Consider the double integral $$ I=\iint\limits_{\mathcal D} \sqrt{4-x^2-y^2}\mathrm{d}A $$ where $\mathcal D=\{(x,Y): x^2 + y^2 \leq 4\}$ is the disc on the $xy$ plane (source)
A.) Use polar coordinates to evaluate the double integral $I$
B.) Give an interpretation of the integral $I$ as the volume of a region $\mathcal R$ in ($x$, $y$, $z$)-space.
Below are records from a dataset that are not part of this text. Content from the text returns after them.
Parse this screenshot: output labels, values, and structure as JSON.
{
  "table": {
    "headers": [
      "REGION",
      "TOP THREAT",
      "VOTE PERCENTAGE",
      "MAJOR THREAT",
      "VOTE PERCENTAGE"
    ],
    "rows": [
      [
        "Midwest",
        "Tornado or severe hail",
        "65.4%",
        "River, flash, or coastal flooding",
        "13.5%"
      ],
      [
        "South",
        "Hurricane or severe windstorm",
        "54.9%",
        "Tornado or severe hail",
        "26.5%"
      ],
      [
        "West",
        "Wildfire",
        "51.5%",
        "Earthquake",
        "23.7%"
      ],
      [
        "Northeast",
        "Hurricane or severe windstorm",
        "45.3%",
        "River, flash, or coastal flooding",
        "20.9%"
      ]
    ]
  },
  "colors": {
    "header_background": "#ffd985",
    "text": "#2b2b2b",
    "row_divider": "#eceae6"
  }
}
Hence write $I$ as a triple integral over $\mathcal R$ in cylindrical polar coordinates.
For A, I changed the integral to $$ \int_0^{2\pi}\int_0^2 r\sqrt{4-r^2}\mathrm{d}r\mathrm{d}\theta $$ This eventually led me to get $\displaystyle{\int_0^{2\pi}\frac83 \mathrm{d}\theta}=\frac{16\pi}{3}$. I'm not completely sure about the integral limits I used.
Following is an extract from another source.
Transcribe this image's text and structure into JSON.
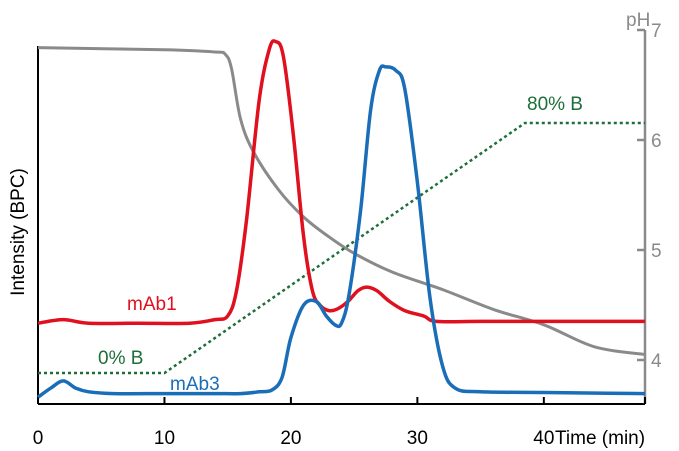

For B, I rewrote the equation as $x^2 + y^2 + z^2 = a^2 = 4$ ($a=2$), and then solved normally using spherical polar coordinates. I got an answer of $\displaystyle{\frac{32\pi}{3}}$. But since the original equation only included the positive area of the sphere, should the volume be $\displaystyle{\frac{16\pi}{3}}$ instead?
a) You got \begin{align*} \iint_{\mathcal D} \sqrt{4-x^2-y^2}\ dA = \int_0^{2\pi}\int_0^{2}r\sqrt{4-r^2}\ drd\theta=\int_0^{2\pi}\frac{8}{3}\ d\theta=\frac{16}{3}\pi. \end{align*} and this is completely correct.
b) Now let $\mathcal R=\{(x,y,z) : x^2+y^2+z^2\leq 4, z\geq 0\}$, then \begin{align*} \iint_{\mathcal D} \sqrt{4-x^2-y^2}\ dA =\iint_{\mathcal R}\ dV=\operatorname{vol}(\mathcal R)=\frac 12\operatorname{vol}(B_2(\mathbf 0))= \frac{16}{3}\pi. \end{align*} Maybe you lost the condition $z\geq0$.